Where: Munich, Bavaria, Germany
When: Saturday, September 17 – October 3, 2022
The Oktoberfest is an important part of Bavarian culture, having been held since the year 1810. The Munich Oktoberfest originally took place in the 16-day period leading up to the first Sunday in October. In 1994, this longstanding schedule was modified in response to German reunification. This one is the mother of all Oktoberfest, attended by more than 6 million people from around the world every year.
Besides consuming an insane amount of beer visitors also enjoy a wide variety of traditional food, music, and folk dances.
The Balloon Fiesta
Where: Albuquerque, New Mexico
When: October 1 – 09, 2022
The first Balloon Fiesta was a gathering of 13 balloons in 1972 to celebrate the 50th birthday of 770 KOB Radio Station. The next year Albuquerque hosted the first World Hot-Air Balloon Championships and it became an international event.

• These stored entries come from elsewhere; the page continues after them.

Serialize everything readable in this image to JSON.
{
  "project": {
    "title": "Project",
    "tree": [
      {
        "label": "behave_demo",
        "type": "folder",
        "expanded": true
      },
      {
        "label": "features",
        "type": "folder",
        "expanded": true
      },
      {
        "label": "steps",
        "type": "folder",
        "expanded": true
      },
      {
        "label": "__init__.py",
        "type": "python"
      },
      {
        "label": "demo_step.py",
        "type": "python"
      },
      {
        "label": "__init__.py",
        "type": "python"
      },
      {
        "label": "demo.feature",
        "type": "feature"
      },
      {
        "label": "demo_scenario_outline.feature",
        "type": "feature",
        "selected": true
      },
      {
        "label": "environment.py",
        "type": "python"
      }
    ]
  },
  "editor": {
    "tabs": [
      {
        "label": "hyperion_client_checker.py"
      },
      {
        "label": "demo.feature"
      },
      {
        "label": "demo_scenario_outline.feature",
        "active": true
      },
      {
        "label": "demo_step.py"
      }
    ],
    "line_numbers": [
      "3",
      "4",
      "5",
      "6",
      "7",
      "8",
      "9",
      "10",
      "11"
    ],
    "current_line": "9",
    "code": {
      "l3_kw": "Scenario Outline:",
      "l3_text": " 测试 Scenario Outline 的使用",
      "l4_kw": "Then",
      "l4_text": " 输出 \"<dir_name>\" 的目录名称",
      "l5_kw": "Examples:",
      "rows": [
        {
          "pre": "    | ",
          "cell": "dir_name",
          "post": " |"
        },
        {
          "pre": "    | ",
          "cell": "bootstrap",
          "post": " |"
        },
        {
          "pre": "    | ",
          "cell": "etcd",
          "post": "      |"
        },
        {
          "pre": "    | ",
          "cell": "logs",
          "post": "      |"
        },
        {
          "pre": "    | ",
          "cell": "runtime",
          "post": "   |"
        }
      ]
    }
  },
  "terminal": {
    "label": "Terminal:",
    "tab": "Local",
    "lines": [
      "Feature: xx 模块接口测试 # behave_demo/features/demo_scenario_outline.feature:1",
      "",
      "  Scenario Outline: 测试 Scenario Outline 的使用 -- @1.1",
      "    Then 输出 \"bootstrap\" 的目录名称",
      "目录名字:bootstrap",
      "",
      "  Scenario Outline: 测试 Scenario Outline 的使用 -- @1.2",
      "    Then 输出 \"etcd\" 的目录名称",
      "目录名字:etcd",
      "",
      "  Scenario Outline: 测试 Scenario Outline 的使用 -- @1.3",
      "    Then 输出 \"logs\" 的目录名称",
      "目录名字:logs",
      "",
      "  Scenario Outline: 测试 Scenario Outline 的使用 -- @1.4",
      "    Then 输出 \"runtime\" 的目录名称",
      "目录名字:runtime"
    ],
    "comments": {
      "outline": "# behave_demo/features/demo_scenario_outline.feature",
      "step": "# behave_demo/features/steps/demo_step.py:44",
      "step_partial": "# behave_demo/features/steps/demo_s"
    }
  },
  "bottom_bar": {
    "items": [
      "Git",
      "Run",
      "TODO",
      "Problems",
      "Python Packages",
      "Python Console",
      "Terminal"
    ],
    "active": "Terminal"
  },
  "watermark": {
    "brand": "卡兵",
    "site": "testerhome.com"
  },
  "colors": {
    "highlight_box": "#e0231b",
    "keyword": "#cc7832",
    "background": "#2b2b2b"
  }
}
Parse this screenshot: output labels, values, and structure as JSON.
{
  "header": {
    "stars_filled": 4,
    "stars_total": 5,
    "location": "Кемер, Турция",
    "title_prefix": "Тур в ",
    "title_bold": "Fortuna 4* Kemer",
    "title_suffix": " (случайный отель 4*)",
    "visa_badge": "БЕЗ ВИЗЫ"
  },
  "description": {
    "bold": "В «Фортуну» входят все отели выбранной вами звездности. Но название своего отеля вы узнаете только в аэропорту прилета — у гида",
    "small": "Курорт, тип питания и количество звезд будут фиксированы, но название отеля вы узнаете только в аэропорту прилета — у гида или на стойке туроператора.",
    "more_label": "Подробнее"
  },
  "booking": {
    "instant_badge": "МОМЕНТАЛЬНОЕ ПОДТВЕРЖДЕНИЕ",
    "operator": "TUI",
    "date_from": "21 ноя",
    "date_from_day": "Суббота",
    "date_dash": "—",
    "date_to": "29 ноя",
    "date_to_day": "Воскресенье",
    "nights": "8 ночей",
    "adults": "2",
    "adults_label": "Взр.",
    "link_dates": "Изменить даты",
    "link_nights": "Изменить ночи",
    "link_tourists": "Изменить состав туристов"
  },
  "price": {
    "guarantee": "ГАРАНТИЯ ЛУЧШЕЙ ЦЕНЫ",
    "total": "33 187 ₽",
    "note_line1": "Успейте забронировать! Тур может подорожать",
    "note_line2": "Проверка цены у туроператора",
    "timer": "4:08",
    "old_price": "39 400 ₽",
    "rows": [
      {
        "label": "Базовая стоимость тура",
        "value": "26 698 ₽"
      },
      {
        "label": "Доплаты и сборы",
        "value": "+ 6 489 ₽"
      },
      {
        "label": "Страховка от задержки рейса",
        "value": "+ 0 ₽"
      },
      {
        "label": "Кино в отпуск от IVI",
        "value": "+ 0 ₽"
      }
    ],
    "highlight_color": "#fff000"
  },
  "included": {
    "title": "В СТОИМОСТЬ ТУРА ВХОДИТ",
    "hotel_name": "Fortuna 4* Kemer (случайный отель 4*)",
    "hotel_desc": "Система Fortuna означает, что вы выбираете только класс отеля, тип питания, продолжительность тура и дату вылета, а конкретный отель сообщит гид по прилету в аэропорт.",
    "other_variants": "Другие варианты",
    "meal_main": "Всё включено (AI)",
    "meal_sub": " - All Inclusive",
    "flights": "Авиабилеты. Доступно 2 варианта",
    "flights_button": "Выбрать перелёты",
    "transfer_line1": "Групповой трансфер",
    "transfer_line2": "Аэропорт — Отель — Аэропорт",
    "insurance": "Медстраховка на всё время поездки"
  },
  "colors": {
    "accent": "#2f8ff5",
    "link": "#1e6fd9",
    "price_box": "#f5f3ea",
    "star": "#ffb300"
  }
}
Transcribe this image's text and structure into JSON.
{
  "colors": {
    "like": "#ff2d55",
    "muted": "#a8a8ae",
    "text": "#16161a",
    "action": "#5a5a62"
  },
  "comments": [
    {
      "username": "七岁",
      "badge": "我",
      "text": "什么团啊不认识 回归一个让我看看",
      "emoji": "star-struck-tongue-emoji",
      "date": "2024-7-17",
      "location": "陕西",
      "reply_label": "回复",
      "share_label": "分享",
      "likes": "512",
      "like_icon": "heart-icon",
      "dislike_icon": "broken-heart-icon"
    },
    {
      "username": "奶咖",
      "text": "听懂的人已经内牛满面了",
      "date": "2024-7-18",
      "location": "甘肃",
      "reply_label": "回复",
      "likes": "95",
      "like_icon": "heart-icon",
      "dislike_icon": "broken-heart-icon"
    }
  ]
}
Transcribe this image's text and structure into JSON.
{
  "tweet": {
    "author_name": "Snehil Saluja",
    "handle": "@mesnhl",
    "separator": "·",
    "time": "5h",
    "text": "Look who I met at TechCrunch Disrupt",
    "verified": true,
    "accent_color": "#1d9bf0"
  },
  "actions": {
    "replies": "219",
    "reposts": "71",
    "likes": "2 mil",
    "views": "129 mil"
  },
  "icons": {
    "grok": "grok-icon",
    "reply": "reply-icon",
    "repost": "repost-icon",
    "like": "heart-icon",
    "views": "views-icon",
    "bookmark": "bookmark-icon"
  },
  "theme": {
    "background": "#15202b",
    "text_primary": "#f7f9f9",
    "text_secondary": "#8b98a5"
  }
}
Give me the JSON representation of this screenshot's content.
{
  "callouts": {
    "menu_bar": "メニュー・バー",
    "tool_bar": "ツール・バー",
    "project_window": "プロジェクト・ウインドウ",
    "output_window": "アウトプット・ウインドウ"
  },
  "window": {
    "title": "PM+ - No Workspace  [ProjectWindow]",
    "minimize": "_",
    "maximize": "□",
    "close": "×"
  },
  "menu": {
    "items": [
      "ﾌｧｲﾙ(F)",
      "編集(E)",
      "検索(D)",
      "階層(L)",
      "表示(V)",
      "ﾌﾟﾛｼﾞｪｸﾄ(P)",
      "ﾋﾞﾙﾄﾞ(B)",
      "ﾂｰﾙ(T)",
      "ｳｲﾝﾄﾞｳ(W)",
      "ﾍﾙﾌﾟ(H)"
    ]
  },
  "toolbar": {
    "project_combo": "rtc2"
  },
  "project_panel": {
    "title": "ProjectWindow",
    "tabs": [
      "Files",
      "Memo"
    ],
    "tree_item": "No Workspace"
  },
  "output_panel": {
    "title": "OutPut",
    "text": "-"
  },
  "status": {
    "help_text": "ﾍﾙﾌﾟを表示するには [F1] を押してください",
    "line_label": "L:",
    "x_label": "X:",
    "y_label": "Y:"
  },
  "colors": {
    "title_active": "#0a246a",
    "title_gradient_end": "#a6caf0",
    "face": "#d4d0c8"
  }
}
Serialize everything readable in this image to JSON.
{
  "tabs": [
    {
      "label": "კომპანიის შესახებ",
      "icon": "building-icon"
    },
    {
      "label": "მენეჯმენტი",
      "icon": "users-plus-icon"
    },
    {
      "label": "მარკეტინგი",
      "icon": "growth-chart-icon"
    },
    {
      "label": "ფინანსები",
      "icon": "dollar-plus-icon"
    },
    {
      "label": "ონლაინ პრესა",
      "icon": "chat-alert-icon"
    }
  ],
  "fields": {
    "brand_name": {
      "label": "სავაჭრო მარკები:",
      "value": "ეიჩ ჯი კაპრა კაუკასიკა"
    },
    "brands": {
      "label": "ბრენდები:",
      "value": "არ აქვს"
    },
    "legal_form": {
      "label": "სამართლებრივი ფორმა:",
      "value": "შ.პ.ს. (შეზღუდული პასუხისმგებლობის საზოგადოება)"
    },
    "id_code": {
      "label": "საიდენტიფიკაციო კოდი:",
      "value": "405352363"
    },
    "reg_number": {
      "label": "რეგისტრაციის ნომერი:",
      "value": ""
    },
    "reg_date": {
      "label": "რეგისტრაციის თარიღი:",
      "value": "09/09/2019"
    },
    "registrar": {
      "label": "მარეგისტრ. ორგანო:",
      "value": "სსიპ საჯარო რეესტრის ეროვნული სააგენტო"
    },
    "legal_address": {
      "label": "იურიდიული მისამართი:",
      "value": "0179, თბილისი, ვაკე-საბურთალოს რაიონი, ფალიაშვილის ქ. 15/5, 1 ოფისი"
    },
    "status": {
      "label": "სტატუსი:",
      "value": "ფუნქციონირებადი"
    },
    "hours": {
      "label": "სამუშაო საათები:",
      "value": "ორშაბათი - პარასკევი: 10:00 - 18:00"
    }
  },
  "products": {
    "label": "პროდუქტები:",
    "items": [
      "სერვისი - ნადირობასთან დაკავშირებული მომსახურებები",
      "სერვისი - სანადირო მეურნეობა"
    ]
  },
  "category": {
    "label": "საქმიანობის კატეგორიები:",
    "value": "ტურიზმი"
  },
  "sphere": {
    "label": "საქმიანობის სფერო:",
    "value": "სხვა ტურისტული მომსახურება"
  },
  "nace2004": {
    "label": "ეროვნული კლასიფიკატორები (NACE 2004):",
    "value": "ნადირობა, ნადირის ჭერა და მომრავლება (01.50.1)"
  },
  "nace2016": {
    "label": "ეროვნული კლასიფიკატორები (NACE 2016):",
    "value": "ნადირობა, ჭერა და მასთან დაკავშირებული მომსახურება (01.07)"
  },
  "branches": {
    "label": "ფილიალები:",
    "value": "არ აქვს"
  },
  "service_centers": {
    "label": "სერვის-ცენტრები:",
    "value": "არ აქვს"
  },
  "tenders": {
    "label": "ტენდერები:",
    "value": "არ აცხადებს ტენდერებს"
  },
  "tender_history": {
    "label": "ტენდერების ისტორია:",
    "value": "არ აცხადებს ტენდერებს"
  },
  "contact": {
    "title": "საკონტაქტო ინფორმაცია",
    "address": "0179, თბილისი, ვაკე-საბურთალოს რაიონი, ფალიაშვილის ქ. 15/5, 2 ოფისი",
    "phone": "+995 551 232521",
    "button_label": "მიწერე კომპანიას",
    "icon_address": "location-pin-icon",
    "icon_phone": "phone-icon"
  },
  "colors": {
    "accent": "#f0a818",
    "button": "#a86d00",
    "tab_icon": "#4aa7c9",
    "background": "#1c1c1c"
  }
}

Today it is the largest balloon convention in the world and attracts almost 600 balloons and 1000 pilots. Don’t miss the chance to experience this one-of-a-kind event packed with many unusual and fun events. Every event day starts with a breathtaking sight of many hundreds of balloons lifting off into the morning sky and ends with the balloons of every color, shape, and size flickering like giant psychedelic light bulbs against the dark sky. Gas Balloon Race is the premier gas ballooning event in the United States.
Pushkar Camel Fair
Where: Pushkar, Rajasthan, India
When: November 1 – 9, 2022
Pushkar is a small temple city of about 15,000 inhabitants. It swells to more than ten times during Pushkar Mela, with around 50,000 camels, this is the largest camel fair in the world. The fair is focused on trading camels and horses for the first four days. By the fifth day, the atmosphere becomes festive with shows, dance, music, and fun competitions, which continue to grow until the eighth day. The last day of the fair is relatively calm with local farmers and performers participating in an ancient ritual of a holy dip in Pushkar lake. They seek the blessing of Brahma (the creator god of Hindus) in the 2000 years old Brahma temple before heading back to their homes.
During the four days of festivity, there is so much to experience – tribal dance, gypsy music, camel dances, camel races, mustache competition, Rajasthani food, and shopping for beautiful jewelry and paintings. You may let loose your adventurous spirit and participate in competitions – turban tying, tug of war, cricket match, kite flying, and many more.
Amsterdam Light Festival
Where: Amsterdam, Netherlands
When: December 1, 2022 – January 22, 2023
Amsterdam Light Festival is the best festival to experience young, innovative, and sensory art form – the Light Art. It offers a stage to light artists from all over the world who push their own boundaries. Spectacular exhibitions throughout the city center and along its picturesque canals will illuminate the dark winter months.
In response to the global pandemic, this year it will be a theatrical journey by foot, with the Light Walk. The theme for this year is “When Nature Calls”, to reflect on the outbreak of the coronavirus, and the delicate balance of our environment.
Add more to your celebration of life this year by participating in these unique experiences and happy travels!